Disease state influences the presence of macrophages and Mycobacterium avium subsp. paratuberculosis in bovine intestinal tissue

Authors: JENVEY, CAITLIN - US Department Of Agriculture (USDA); HOSTETTER, J - Iowa State University; Bannantine, John; Stabel, Judith

Submitted to: Meeting Abstract
Publication Type: Abstract Only
Publication Acceptance Date: 10/1/2017
Publication Date: 12/3/2017
Citation: Jenvey, C.J., Hostetter, J.M., Bannantine, J.P., Stabel, J.R. 2017. Disease state influences the presence of macrophages and Mycobacterium avium subsp. paratuberculosis in bovine intestinal tissue. Meeting Abstract. 193/109.

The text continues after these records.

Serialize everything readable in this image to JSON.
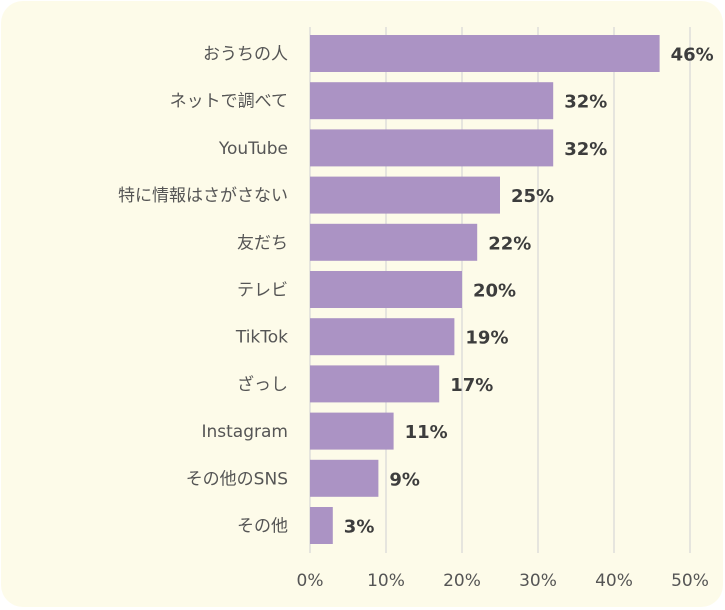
{
  "chart_data": {
    "type": "bar",
    "orientation": "horizontal",
    "categories": [
      "おうちの人",
      "ネットで調べて",
      "YouTube",
      "特に情報はさがさない",
      "友だち",
      "テレビ",
      "TikTok",
      "ざっし",
      "Instagram",
      "その他のSNS",
      "その他"
    ],
    "values": [
      46,
      32,
      32,
      25,
      22,
      20,
      19,
      17,
      11,
      9,
      3
    ],
    "value_labels": [
      "46%",
      "32%",
      "32%",
      "25%",
      "22%",
      "20%",
      "19%",
      "17%",
      "11%",
      "9%",
      "3%"
    ],
    "x_ticks": [
      "0%",
      "10%",
      "20%",
      "30%",
      "40%",
      "50%"
    ],
    "x_tick_values": [
      0,
      10,
      20,
      30,
      40,
      50
    ],
    "xlim": [
      0,
      50
    ],
    "unit": "%",
    "grid": true,
    "title": "",
    "xlabel": "",
    "ylabel": ""
  },
  "colors": {
    "background": "#fdfbe9",
    "bar": "#ab93c4",
    "grid": "#d9d9d9",
    "text": "#555555",
    "value_text": "#3d3d3d"
  }
}
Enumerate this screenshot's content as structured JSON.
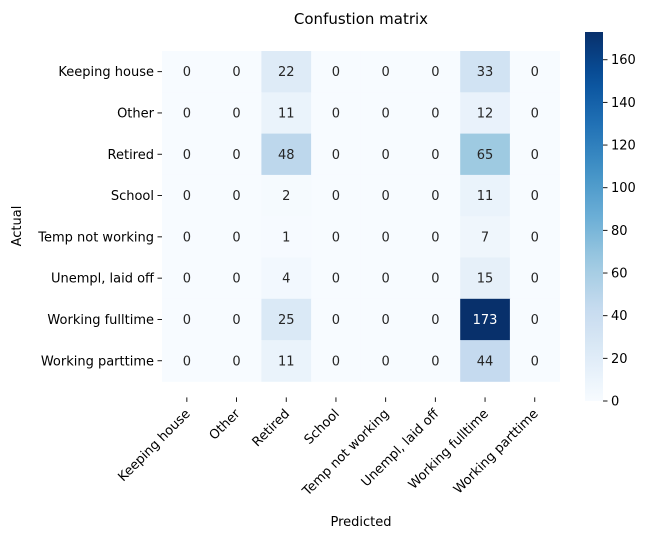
{
  "chart_data": {
    "type": "heatmap",
    "title": "Confustion matrix",
    "xlabel": "Predicted",
    "ylabel": "Actual",
    "x_categories": [
      "Keeping house",
      "Other",
      "Retired",
      "School",
      "Temp not working",
      "Unempl, laid off",
      "Working fulltime",
      "Working parttime"
    ],
    "y_categories": [
      "Keeping house",
      "Other",
      "Retired",
      "School",
      "Temp not working",
      "Unempl, laid off",
      "Working fulltime",
      "Working parttime"
    ],
    "values": [
      [
        0,
        0,
        22,
        0,
        0,
        0,
        33,
        0
      ],
      [
        0,
        0,
        11,
        0,
        0,
        0,
        12,
        0
      ],
      [
        0,
        0,
        48,
        0,
        0,
        0,
        65,
        0
      ],
      [
        0,
        0,
        2,
        0,
        0,
        0,
        11,
        0
      ],
      [
        0,
        0,
        1,
        0,
        0,
        0,
        7,
        0
      ],
      [
        0,
        0,
        4,
        0,
        0,
        0,
        15,
        0
      ],
      [
        0,
        0,
        25,
        0,
        0,
        0,
        173,
        0
      ],
      [
        0,
        0,
        11,
        0,
        0,
        0,
        44,
        0
      ]
    ],
    "vmin": 0,
    "vmax": 173,
    "colormap": "Blues",
    "colorbar_ticks": [
      0,
      20,
      40,
      60,
      80,
      100,
      120,
      140,
      160
    ]
  }
}
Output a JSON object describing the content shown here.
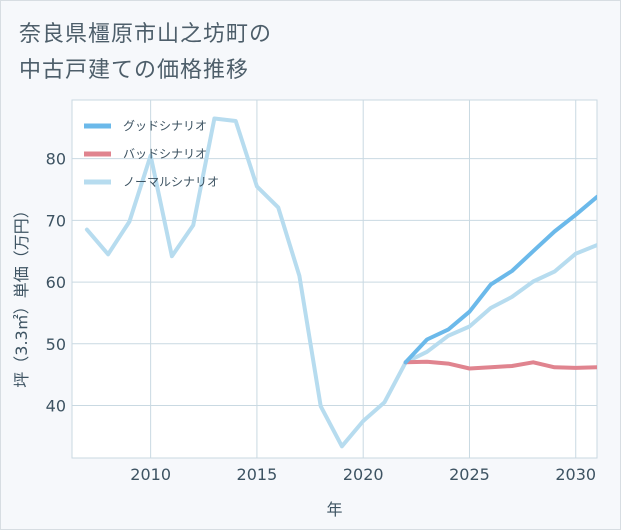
{
  "chart_data": {
    "type": "line",
    "title": [
      "奈良県橿原市山之坊町の",
      "中古戸建ての価格推移"
    ],
    "xlabel": "年",
    "ylabel": "坪（3.3㎡）単価（万円）",
    "xlim": [
      2006.3,
      2031
    ],
    "ylim": [
      31.5,
      89.5
    ],
    "x_ticks": [
      2010,
      2015,
      2020,
      2025,
      2030
    ],
    "y_ticks": [
      40,
      50,
      60,
      70,
      80
    ],
    "grid": true,
    "legend_position": "top-left",
    "series": [
      {
        "name": "グッドシナリオ",
        "color": "#6bb9ea",
        "x": [
          2022,
          2023,
          2024,
          2025,
          2026,
          2027,
          2028,
          2029,
          2030,
          2031
        ],
        "y": [
          47.0,
          50.7,
          52.3,
          55.2,
          59.6,
          61.8,
          65.0,
          68.2,
          70.9,
          73.8
        ]
      },
      {
        "name": "バッドシナリオ",
        "color": "#e0848f",
        "x": [
          2022,
          2023,
          2024,
          2025,
          2026,
          2027,
          2028,
          2029,
          2030,
          2031
        ],
        "y": [
          47.0,
          47.1,
          46.8,
          46.0,
          46.2,
          46.4,
          47.0,
          46.2,
          46.1,
          46.2
        ]
      },
      {
        "name": "ノーマルシナリオ",
        "color": "#b7dcef",
        "x": [
          2007,
          2008,
          2009,
          2010,
          2011,
          2012,
          2013,
          2014,
          2015,
          2016,
          2017,
          2018,
          2019,
          2020,
          2021,
          2022,
          2023,
          2024,
          2025,
          2026,
          2027,
          2028,
          2029,
          2030,
          2031
        ],
        "y": [
          68.5,
          64.5,
          69.8,
          80.5,
          64.2,
          69.2,
          86.5,
          86.1,
          75.5,
          72.1,
          61.0,
          39.9,
          33.4,
          37.5,
          40.5,
          47.0,
          48.7,
          51.3,
          52.8,
          55.8,
          57.6,
          60.1,
          61.7,
          64.6,
          66.0
        ]
      }
    ]
  }
}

Interpretive Summary: Confocal microscopy is a widely used method utilizing fluorescence to identify the presence of cell types within tissues and/or bacterial or viral pathogens. This method has been used successfully to detect the presence of bacterial pathogens such as mycobacteria and to correlate that presence with the pathogenesis of disease. Understanding the pathogenesis of the disease and the host immune response to infection will allow us to develop improved diagnostic tools and vaccines. In the present study, mid-ileal tissue from naturally infected cattle was stained for macrophage and Mycobacterium avium subsp. paratuberculosis (MAP) and visualized by confocal microscopy. The number of macrophages and MAP present, as well as where they were located within the tissue was assessed for naturally infected cows as well as control uninfected cows and compared. The number of macrophages and MAP associated with macrophages increased with progression of disease from subclinical to clinical status. These results provide critical information on the biology of MAP infection within the target tissue.

Technical Abstract: Johne’s disease is an enteric disease caused by the intracellular pathogen Mycobacterium avium subsp. paratuberculosis (MAP). Upon translocation from the lumen of the small intestine, mycobacteria have the ability to thwart innate defense mechanisms and persist within the macrophage. This study aimed to correlate the presence of macrophages and MAP in bovine mid-ileal tissue with stage of infection. Immunofluorescent (IF) labeling was performed on frozen bovine mid-ileal intestinal tissue collected from 28 Holstein dairy cows. Macrophages were labeled using a monoclonal anti-macrophage surface antigen (AM-3K) and MAP was labeled using a polyclonal rabbit heat-killed MAP antigen, with IF labeling visualized using a confocal microscope. Imaging software was used to quantify the surface area and intensity of IF labeling. The presence of macrophages within the mid-ileal tissue sections was higher for clinical cows, followed by subclinical cows and then uninfected control cows. Macrophages were present throughout the intestinal tissue in clinical cows, including the inner muscle layer, submucosa, crypt and villi ends, while presence of macrophages in both subclinical and control cows were limited to the submucosa and inner muscle layer. Clinical cows also demonstrated significantly higher MAP SA and macrophage and MAP co-localization SA, when compared to subclinical cows, and was present within the submucosa and crypt lamina propria, progressing into the villi ends in some clinical cows. Our findings indicate that number of macrophages increases with progression of disease, however, a significant number of the macrophages present are not associated with MAP. This suggests that although the bovine innate immune system is sufficiently stimulated to recruit macrophages in response to MAP invasion, the macrophages of clinically infected cows are ultimately unable to clear MAP, resulting in disease progression and clinical presentation.